Le premier tour de la Présidentielle tunisienne anticipée aura lieu le 15 septembre, avec 26 candidats en lice. Le clivage habituel modernistes-islamistes est brouillé par l’irruption de candidats populistes dont le favori est actuellement en prison.

Le premier ministre sortant, Youssef Chahed, lors du lancement de sa campagne électorale le 2 septembre à Tunis.
Le premier ministre sortant, Youssef Chahed, lors du lancement de sa campagne électorale le 2 septembre à Tunis. © AFP / Yassine Gaidi / ANADOLU AGENCY

Quelle est la dernière fois qu’une élection présidentielle s’est déroulée dans un pays arabe sans qu’on connaisse par avance le nom du vainqueur ? C’est suffisamment rare pour être remarqué, et cette incertitude est le signe sûr que le processus démocratique reste ouvert en Tunisie, seul survivant des révolutions arabes de 2011.

Ce scrutin a été avancé au 15 septembre à la suite du décès cet été du Président Béji Caïd Essebsi, quelques mois avant la fin de son mandat. Il était le premier chef d’État élu au titre de la nouvelle Constitution de 2014, et le mécanisme de succession a parfaitement fonctionné.

Pour autant, la campagne qui a démarré hier pour le premier tour, montre que tout ne va pas pour le mieux dans la jeune démocratie tunisienne. Ce scrutin risque fort d’être marqué par le désenchantement des Tunisiens vis-à-vis de leur révolution, qui, si elle leur a apporté la liberté, n’a pas encore réussi à transformer le pays.

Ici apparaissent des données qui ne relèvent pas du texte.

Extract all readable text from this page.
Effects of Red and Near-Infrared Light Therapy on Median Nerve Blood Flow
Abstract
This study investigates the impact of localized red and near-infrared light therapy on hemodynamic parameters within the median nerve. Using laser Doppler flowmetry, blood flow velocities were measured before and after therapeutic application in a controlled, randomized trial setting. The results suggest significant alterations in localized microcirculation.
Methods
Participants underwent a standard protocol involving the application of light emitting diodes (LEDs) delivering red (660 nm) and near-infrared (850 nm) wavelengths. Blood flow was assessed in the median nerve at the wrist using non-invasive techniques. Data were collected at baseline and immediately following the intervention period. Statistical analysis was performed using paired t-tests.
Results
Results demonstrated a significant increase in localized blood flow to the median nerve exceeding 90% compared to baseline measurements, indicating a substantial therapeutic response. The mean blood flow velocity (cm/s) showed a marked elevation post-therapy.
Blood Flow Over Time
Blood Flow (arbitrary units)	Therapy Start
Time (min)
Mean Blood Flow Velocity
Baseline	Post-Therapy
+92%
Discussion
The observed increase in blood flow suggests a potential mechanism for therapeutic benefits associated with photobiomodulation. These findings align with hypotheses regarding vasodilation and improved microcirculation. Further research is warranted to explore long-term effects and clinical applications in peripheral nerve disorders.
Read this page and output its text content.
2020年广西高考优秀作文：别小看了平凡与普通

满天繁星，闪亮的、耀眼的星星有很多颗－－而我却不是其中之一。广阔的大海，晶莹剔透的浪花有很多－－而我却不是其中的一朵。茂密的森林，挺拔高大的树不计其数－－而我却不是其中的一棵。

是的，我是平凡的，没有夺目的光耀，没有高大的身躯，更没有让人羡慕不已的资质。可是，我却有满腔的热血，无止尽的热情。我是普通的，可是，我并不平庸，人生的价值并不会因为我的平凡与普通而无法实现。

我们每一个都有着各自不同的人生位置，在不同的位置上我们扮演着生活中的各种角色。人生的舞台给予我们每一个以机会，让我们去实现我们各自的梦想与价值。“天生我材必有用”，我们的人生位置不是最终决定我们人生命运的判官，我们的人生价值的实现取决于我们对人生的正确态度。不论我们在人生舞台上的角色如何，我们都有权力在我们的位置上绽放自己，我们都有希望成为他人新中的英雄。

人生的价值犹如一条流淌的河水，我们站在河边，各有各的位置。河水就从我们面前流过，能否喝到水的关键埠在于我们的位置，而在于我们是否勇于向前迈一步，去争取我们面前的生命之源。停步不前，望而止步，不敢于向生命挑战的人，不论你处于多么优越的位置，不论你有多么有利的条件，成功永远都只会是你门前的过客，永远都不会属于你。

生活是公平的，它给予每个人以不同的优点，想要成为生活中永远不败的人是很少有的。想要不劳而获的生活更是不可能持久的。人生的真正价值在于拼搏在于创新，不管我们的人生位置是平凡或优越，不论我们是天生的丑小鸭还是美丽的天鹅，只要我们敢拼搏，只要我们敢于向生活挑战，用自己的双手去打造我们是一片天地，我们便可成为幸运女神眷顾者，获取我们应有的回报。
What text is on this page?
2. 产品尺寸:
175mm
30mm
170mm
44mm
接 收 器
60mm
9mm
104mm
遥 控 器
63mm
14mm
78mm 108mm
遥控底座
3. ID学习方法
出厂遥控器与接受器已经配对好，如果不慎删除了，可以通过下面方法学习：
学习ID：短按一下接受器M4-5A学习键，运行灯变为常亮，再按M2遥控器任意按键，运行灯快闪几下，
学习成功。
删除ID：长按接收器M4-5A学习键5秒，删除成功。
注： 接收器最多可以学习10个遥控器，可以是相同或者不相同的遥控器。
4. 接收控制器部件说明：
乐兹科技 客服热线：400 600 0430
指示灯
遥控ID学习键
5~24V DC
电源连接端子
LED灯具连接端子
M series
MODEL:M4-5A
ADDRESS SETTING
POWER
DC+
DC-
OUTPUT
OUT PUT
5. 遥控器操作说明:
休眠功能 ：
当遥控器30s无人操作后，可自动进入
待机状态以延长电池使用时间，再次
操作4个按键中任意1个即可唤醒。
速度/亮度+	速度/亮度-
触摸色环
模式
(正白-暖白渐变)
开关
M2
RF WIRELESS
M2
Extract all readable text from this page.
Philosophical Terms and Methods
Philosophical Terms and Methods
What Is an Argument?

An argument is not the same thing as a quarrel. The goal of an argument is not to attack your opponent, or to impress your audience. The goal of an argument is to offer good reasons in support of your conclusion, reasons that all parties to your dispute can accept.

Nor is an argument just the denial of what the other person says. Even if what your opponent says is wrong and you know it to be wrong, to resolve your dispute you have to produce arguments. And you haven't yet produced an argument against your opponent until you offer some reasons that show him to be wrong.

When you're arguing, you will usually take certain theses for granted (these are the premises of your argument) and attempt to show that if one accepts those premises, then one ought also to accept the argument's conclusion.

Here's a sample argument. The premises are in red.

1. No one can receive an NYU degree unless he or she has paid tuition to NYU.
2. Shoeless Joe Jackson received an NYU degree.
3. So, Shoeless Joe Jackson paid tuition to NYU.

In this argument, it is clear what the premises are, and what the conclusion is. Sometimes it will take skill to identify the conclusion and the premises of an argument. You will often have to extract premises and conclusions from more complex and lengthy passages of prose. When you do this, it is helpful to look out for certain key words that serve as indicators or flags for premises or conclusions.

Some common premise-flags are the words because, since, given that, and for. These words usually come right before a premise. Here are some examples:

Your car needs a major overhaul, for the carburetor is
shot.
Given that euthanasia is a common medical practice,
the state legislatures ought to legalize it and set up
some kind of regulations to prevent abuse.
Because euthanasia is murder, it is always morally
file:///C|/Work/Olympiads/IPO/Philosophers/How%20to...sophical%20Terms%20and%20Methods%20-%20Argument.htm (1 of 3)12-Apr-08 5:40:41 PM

Les problèmes sont de plusieurs ordres. D’abord la fragmentation, avec 26 candidats retenus par l’Instance électorale indépendante (ISIE). Chaque famille politique est divisée, à commencer par celle qu’on appelle « moderniste » ou « séculariste », dans laquelle figurent le premier ministre sortant, Youssef Chahed, mais aussi son ex-ministre de la Défense, Abdelkrim Zbidi. C’est aussi le cas des islamistes et de la gauche. Les batailles de personnalités l’emportent sur les différences de programme.

Mais surtout, c’est l’apparition de candidats qualifiés de « populistes » qui pourrait créer la surprise. Et le premier d’entre eux, Nabil Karoui, favori des sondages, a l’étrange particularité d’être actuellement … en prison.

Nabil Karoui est le patron d’une chaîne de télévision, Nessma TV, dans laquelle Silvio Berlusconi a des parts, au point qu’on le surnomme le « Berlusconi tunisien ». Il a été arrêté le 23 août dernier sous l’accusation de blanchiment d’argent et d’évasion fiscale. 

En attendant de savoir s'il sera libéré avant le jour du vote, de nombreux observateurs considèrent que cette incarcération lui donne une aura de martyr et pourrait l’aider malgré les forts soupçons à son égard.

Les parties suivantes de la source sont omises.